Засунув руки в карманы брюк цвета хаки, он самоуверенно стоял передо мной, выпрямившись во весь рост, позволяя мне оценить его поджарую, мускулистую фигуру. Белый халат он снял перед обедом. Светлые кудри касались воротничка голубой рубашки-оксфорд, под которой скрывались широкие плечи. Мощная грудь сужалась в тонкую талию, пресс наверняка кубиками, а то, как на нем сидели штаны, не оставляло сомнений в том, что бедра у него были мускулистые. А что между всем этим? С бокалом в одной руке я встала и подошла к нему, чтобы указательным пальцем свободной руки прикоснуться к коже между воротничком и линией волос. Его пульс выстукивал неистовую барабанную дробь. Люк отпрянул.
— Вот почему мы изолируем новичков. — Он обошел вокруг меня и взял свой бокал, одним махом выпил половину и снова поставил на стол. — Вам так хочется испробовать свое мастерство.
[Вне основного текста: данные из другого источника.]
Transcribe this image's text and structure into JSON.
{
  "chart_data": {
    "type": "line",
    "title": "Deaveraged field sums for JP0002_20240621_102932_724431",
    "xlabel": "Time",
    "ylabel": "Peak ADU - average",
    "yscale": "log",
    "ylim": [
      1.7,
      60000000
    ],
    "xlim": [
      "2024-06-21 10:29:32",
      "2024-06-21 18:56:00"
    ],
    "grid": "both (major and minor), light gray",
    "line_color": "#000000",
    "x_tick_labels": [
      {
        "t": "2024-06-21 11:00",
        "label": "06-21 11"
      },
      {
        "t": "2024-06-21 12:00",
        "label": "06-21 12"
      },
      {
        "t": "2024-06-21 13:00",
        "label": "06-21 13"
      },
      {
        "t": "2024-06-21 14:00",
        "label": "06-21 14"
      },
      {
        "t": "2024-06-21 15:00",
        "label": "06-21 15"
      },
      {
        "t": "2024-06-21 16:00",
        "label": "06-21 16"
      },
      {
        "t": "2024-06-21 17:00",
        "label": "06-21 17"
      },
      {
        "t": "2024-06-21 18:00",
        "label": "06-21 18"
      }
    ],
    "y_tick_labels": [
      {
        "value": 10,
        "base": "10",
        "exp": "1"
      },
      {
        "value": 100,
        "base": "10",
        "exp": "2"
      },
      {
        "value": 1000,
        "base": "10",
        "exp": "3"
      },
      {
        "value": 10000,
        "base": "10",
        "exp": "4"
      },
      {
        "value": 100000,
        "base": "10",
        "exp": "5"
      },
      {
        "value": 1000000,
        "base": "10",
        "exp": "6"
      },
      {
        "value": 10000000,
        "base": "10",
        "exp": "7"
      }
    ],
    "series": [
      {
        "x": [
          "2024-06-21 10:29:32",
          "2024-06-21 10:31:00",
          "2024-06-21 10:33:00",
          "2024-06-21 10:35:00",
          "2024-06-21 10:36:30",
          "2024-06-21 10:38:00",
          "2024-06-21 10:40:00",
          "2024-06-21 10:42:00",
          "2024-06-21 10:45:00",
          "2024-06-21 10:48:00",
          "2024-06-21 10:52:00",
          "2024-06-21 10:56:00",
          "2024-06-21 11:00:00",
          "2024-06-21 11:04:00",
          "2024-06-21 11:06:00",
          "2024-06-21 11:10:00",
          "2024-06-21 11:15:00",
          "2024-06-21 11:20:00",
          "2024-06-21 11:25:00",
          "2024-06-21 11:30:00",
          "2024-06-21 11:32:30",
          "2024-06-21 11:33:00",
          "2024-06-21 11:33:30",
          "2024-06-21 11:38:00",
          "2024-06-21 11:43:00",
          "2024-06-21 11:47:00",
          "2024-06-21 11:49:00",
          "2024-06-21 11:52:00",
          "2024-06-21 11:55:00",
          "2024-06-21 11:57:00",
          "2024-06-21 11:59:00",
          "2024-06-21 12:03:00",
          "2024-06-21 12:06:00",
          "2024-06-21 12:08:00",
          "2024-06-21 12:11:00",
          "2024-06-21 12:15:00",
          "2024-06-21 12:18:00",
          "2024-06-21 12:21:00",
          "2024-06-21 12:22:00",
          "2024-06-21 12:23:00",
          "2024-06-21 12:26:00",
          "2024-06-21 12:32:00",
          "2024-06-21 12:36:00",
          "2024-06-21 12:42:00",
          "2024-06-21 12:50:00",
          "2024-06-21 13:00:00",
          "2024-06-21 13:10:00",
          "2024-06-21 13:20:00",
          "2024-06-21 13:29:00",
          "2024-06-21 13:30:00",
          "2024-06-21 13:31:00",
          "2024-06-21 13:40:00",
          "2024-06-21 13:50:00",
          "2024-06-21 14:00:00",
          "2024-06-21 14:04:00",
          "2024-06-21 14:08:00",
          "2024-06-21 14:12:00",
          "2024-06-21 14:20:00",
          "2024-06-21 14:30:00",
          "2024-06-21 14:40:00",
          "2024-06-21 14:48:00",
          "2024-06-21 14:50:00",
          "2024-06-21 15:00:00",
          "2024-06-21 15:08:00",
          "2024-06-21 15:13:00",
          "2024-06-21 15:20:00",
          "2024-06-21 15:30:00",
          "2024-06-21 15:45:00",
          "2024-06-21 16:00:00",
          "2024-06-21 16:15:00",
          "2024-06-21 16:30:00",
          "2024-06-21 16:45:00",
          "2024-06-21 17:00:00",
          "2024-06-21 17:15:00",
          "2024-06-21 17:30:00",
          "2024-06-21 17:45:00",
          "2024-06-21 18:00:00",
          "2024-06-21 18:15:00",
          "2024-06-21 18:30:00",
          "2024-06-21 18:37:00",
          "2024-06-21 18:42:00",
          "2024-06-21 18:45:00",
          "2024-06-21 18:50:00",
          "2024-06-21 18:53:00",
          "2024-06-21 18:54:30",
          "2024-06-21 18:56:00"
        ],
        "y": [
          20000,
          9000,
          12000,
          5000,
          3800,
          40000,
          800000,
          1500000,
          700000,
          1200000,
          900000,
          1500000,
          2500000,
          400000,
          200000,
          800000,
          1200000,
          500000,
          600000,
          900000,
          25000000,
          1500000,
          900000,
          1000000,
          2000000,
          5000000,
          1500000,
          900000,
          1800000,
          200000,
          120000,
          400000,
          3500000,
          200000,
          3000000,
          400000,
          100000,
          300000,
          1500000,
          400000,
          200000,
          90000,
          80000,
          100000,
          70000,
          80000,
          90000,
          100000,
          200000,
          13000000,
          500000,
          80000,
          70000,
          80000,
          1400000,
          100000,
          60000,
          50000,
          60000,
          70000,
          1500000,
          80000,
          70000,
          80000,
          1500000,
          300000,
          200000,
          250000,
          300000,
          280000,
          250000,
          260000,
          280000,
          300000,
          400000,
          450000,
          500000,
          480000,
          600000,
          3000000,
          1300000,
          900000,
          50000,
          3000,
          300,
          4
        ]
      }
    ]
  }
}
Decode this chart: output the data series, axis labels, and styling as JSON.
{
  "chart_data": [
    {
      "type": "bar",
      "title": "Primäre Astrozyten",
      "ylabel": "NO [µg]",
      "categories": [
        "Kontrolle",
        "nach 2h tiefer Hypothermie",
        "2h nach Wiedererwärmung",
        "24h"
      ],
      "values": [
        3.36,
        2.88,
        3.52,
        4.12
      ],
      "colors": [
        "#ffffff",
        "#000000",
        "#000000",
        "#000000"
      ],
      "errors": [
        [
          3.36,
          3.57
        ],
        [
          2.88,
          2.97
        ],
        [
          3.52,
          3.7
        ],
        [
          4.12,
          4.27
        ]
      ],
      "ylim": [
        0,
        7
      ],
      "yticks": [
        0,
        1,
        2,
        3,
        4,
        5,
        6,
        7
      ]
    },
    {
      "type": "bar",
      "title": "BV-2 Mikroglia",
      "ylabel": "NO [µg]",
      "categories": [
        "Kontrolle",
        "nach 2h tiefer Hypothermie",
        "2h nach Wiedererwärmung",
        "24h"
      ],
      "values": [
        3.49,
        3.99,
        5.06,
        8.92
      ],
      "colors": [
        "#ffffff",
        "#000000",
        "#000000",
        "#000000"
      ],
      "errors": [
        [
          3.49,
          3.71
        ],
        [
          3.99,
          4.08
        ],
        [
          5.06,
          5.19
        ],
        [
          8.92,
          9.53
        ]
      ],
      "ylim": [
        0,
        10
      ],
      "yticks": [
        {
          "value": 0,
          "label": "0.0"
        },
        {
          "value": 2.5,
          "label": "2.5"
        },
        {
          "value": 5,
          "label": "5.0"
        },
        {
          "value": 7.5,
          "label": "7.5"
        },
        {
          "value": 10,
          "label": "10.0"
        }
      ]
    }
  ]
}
— Мастерство? Так, значит, я наделена сверхъестественными возможностями?
Он расхохотался низким роскошным смехом, эхом пронесшимся по моим жилам:
— Сверхъестественным напором — это уж точно.
— И нам отказывают в удовольствии развлекаться? — Я надула губы, как непослушный ребенок.
Он посмотрел на меня:
— Пока что да. — Его слова указывали на временный запрет обретения желаемого, но шарящий по мне взгляд из-под тяжелых век говорил о чем угодно, только не об отказе. — До тех пор, пока вы не узнаете себя немного лучше.
Я рискнула пойти на контакт, приблизившись к нему вплотную — так, что сосками коснулась его груди, и заглянула в притягательную глубину янтарных глаз:
— Быть может, я смогу найти себя благодаря тому, что сперва узнаю получше тебя?
— Хочешь узнать меня? — (Я чувствовала его дыхание.) — Я был еще подростком, когда он меня обратил.
— Он? — Наши взгляды встретились. — Тебя обратил мужчина?
— Угу, — кивнул он. И его руки скользнули вверх по моим рукам. — Это случилось при дворе «короля-солнца».
— Людовика Четырнадцатого? — На мгновение я отвлеклась, когда меня обдало жаром от его прикосновения, и я задалась вопросом: правильно ли я поняла?
— Мой отец, англичанин, придворный при Карле Втором, умер за шесть месяцев до помолвки Генриетты, сестры Чарльза, с братом короля Филиппом, герцогом Орлеанским. В окружении Генриетты было мало опытных женщин, поэтому к ней попала моя мать, к тому времени ставшая вдовой. Я был единственным сыном, и она взяла меня с собой.